Lead can cause serious health problems if too much enters your body from drinking water or other sources. It can cause damage to the brain and kidneys, and can interfere with the production of red blood cells that carry oxygen to all parts of your body. The greatest risk of lead exposure is to infants, young children, and pregnant women. Scientists have linked the effects of lead on the brain with lowered intelligence quotient (IQ) in children.
Adults with kidney problems and high blood pressure can be affected by low levels of lead more than healthy adults. Additionally, lead is stored in the bones, and it can be released later in life. During pregnancy, the child can receive lead from the mother's bones, which may affect brain development.
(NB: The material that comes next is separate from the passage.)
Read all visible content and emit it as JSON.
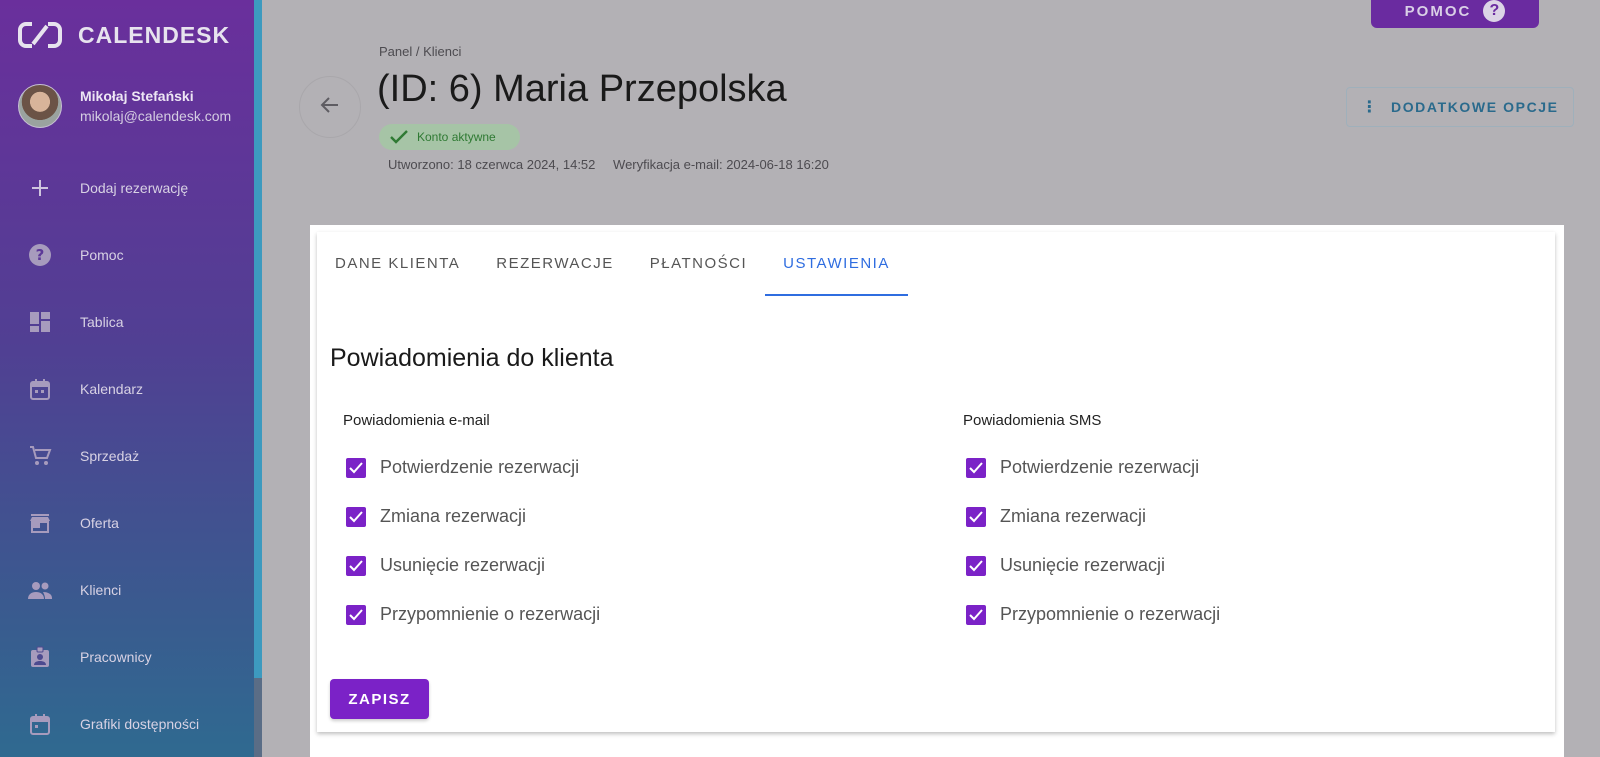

Lead is a common metal found in the environment. Sources of exposure are lead-based paint, household dust, soil, and some plumbing materials, including certain types of faucets. It is important to understand that the water source (MWRA reservoirs) and the water mains that distribute your water are lead-free. However, lead can get into tap water through a lead service line (the pipe that connects your home to the main in the street), lead solder typically used in plumbing prior to 1986, and some brass fixtures. The corrosion or wearing away of these lead-based materials can add lead to your tap water, particularly if water sits for a long time in the pipes before use.
A service line is the pipe that connects your house to the water main in the street. Some service lines that run from older homes (usually those built before 1940) to the utility water main are made from lead. Over time, many of these older service lines have been replaced, but your home could still have one.